構成による設定の結果は、[ ゲストの割り当て] ページ で確認できます。または、構成が Azure Policy 割り当てによって調整されている場合は、[ 対応の詳細] ページの [最後に評価されたリソース] リンクをクリックすると表示されます。

このドキュメントのビデオ チュートリアルを利用できます。 (近日公開予定)

マシン構成を有効にする

環境内のマシン (Azure 内のマシンと Arc 対応サーバーを含む) の状態を管理するには、以下の詳細を確認します。

リソース プロバイダー

Azure Policy のマシン構成機能を使用するには、その前に、Microsoft.GuestConfiguration リソース プロバイダーを登録する必要があります。 マシン構成ポリシーの割り当てがポータルを通じて行われた場合、またはサブスクリプションが Microsoft Defender for Cloud に登録されている場合は、リソース プロバイダーが自動的に登録されます。 ポータルAzure PowerShell、または Azure CLI を使用して手動で登録できます。

Azure 仮想マシンの要件をデプロイする

マシン内の設定を管理するには、仮想マシン拡張機能を有効にします。

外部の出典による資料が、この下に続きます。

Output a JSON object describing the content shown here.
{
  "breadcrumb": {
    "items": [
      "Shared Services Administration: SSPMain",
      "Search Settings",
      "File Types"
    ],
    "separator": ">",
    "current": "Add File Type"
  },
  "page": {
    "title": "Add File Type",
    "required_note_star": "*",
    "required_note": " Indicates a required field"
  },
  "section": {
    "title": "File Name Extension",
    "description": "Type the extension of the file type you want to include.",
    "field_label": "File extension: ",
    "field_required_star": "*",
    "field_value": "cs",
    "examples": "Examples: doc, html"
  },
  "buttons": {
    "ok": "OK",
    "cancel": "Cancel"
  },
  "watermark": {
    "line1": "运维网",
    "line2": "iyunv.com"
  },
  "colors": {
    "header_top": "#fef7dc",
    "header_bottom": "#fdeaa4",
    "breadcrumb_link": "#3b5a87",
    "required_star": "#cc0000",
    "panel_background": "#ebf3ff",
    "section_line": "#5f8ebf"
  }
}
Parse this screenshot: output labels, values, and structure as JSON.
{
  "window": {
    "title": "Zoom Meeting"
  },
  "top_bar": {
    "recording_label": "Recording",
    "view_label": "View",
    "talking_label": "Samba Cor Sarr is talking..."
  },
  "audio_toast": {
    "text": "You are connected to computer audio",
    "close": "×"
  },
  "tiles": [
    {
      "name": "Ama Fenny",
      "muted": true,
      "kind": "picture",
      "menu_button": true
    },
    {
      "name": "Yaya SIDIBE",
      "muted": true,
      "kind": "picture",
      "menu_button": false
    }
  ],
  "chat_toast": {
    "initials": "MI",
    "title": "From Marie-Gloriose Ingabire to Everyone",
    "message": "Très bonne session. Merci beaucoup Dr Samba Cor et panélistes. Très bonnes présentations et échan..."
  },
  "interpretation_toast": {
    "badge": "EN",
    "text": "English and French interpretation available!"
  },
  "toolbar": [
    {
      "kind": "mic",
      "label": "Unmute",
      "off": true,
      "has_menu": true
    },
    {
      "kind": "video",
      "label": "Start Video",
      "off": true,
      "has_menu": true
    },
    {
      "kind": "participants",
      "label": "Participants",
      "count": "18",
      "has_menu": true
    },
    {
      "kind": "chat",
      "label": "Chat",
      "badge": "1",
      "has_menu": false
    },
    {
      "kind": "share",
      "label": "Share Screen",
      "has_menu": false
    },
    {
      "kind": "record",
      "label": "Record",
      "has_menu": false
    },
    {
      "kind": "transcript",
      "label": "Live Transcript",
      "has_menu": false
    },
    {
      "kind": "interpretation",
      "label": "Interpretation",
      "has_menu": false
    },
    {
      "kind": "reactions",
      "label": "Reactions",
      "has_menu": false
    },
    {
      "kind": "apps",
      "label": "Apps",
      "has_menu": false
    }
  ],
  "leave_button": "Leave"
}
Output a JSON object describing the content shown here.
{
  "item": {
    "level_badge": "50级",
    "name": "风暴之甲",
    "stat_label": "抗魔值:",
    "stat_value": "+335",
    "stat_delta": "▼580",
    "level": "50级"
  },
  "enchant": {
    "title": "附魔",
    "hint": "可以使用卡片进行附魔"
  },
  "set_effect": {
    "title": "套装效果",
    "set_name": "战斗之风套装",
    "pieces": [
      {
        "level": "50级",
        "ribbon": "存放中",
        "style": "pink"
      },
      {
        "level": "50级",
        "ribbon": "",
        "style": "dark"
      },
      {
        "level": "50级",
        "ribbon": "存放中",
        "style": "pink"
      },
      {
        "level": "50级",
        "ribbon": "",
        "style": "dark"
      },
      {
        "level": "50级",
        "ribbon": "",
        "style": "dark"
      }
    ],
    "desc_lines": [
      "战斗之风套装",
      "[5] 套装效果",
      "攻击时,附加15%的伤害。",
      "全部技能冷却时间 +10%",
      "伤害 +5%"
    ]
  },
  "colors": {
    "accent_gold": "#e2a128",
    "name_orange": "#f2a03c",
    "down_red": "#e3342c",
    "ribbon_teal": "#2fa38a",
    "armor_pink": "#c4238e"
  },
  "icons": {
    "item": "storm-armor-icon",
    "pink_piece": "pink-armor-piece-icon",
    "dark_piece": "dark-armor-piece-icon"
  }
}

また、マシンにはシステム マネージド ID が必要です。 拡張機能によって、適用可能なマシン構成割り当てと、対応する依存関係がダウンロードされます。 ID は、マシンによるマシン構成サービスの読み取りと書き込みを認証するために使用されます。 この拡張機能は Arc 接続マシン エージェントに含まれているため、Arc 対応サーバーには必要ありません。

重要

Azure 仮想マシンを管理するには、マシン構成拡張機能とマネージド ID が必要です。

多くのマシンに拡張機能を大規模にデプロイするには、ポリシー イニシアティブ を割り当てますDeploy prerequisites to enable machine configuration policies on virtual machines対象は、管理しようとしているマシンが含まれる管理グループ、サブスクリプション、またはリソース グループです。

拡張機能とマネージド ID を 1 台のマシンにデプロイしたい場合は、それぞれのガイダンスに従ってください。

構成を適用するマシン構成パッケージを使用するには、Azure VM ゲスト構成拡張機能のバージョン 1.29.24 以降が必要です。

拡張機能に設定されている制限

マシン内で実行されているアプリケーションへの拡張機能の影響を制限するため、マシン構成エージェントが CPU の 5% を超えることは許可されません。 この制限は、組み込み定義とカスタム定義の両方に存在します。 これは、Arc 接続マシン エージェントのマシン構成サービスにも当てはまります。

検証ツール

マシン内では、マシン構成エージェントによりローカル ツールを使用してタスクが実行されます。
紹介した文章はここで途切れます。